Friday, July 27, 2012

Adding Energy Benefits to Your Site!

I live and work in a house that I designed to be passive solar.  It was built 16 years ago and has been saving me energy costs ever since I moved in.  For example, I am currently sitting in my office on the south side of the house with its bank of windows and it is 99 degrees outside, but my air conditioning is not running and I am quite comfortable.

Some of what went into this house to make it passive solar can obviously not be translated into use for existing structures - which comprise the majority of residential property on the market.  Obviously, once a home is built, you cannot change it's orientation, the direction that it is facing, nor can you easily add heat sinks and trombe walls. 

You can, however, change the planting of your site.  In fact, a good portion of what makes my home passive solar is actually green and growing out of the ground outside my window.  Start with trees!  The bulk of the sun beating down on your house in the summer comes from the southwest and can be blocked or modified by trees.  Who hasn't noticed the difference in temperature on a blistering day when they step out of the searing sun and into the shade.  Remember though that you are more than likely going to have to consider two major power demanding seasons.  Winter eventually comes and that shade can become a problem.  Thankfully Mother Nature has an answer for that.  Deciduous trees planted on the south to southwestern side of your house will go a long way toward comfort control.  Chose trees that are not too fast growing as they will tend to be weaker and to break in those violent summer storms.  Also choose trees that have a nice rounded mature crown without becoming too tall as lightening is drawn to the tallest thing around and you do not want to bring it close to your house.   Trees that reach a mature height of 60 - 75' will work great for your shade factor.  They should be planted such that their projected crown width is taken into consideration.  You will want to plant them at a distance of about half the projected crown width plus 15 - 20'.  This will allow them to grow and still allow you to have adequate ventilation around your home thus preventing issues with moss and mold.

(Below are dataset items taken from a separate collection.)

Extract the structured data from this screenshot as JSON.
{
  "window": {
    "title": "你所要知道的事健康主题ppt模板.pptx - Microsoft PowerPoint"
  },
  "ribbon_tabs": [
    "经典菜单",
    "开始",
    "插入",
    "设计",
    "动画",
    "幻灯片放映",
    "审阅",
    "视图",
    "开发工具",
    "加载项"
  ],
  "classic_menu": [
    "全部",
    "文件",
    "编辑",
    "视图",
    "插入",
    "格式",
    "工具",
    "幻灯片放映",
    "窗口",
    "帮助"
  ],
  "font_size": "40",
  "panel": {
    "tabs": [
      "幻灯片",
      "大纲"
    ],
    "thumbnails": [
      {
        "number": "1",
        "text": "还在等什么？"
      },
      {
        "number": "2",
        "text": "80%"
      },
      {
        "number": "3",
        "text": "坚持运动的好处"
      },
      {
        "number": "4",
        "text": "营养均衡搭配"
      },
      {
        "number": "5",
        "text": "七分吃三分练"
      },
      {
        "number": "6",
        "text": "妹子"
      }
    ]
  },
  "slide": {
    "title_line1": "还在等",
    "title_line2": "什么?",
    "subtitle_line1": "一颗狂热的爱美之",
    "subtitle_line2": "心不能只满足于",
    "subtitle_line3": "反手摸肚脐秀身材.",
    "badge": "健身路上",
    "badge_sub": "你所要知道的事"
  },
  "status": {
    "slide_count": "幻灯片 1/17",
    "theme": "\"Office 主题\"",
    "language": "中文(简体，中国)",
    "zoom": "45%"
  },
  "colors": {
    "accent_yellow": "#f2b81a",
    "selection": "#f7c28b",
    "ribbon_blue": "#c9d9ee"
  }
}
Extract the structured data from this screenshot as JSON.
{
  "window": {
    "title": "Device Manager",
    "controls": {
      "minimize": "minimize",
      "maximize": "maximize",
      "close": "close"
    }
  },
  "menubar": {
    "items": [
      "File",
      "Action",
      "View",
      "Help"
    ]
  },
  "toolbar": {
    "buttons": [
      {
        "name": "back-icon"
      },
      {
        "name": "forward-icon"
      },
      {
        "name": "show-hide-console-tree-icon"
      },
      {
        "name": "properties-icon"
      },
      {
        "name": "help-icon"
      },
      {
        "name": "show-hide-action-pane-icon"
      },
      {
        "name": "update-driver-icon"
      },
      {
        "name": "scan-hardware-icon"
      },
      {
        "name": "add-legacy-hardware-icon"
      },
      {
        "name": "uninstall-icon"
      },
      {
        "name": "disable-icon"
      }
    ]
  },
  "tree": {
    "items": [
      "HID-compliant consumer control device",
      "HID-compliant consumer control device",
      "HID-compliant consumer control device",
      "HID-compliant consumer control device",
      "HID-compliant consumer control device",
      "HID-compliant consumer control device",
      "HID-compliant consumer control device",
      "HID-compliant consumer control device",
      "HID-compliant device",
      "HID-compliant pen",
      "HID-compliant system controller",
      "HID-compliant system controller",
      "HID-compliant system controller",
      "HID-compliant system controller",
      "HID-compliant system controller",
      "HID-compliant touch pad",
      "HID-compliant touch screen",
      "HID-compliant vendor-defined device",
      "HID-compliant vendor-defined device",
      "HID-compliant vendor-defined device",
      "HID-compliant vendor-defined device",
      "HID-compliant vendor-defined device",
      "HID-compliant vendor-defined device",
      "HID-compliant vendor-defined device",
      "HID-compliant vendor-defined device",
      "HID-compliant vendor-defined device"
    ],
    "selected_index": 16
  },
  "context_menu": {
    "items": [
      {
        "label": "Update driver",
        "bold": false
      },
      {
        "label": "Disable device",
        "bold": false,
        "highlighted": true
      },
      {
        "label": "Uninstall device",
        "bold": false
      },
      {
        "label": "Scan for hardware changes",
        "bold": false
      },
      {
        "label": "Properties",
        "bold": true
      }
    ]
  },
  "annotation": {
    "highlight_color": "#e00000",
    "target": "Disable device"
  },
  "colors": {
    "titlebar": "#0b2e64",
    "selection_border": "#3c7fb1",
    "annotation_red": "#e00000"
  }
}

For example, a willow oak will get to 60 - 70' tall and 50' in crown spread.  It makes a beautiful shade tree with a lovely rounded crown and withstands urban pollution well due to its small leaves.  I would plant a willow oak 40' - 50' away from a building and on the southwest side if I wanted to use it for summer shading.  The easiest way to determine which direction that might be is to watch for where the late afternoon sun hits the house in the summer.

As hot as it can get in the summer, winter can also be a brutal season that chews up fuel.  By planting deciduous on your southwest building face, you are ensuring that it will also get winter sun.  This is important for winter heating.  In many places, winter winds can also be a problem.  Depending on your location, you might also need to consider planting a winter wind break.  For this you will need to plant evergreens on the north and northwest side of your home.  Remember to maintain enough distance from your home to allow for ventilation and crown development.  For a windbreak, plant evergreens such that their projected mature crowns will join to form a solid green wall.

Finally, shrubs planted along the foundation of your home are not only aesthetically pleasing, they are great for added climate control.  They act to aid in crawl space or foundation slab cooling in the summer through shading and as added insulation in the winter.

Nothing living is ever permanent in nature so plan for that.  Plant several trees instead of just one.  I prefer to see several kinds of plants - whether trees or shrubs - go into each grouping.  After all, if your prized oak planted on the southwest side of your house is hit with oak wilt and you have three of them eventually all three will die.  It is not as serious a problem if you happen to have an oak, a maple and a hickory.  One might go but you still have two others to take over.  Just make sure that you replant when one is struck.

With a little thought and some planting, you too can have a passive solar site and be a part of the 'green' movement.  It may be a new label, but it is a tactic that people have been using for ages to control their personal home environments.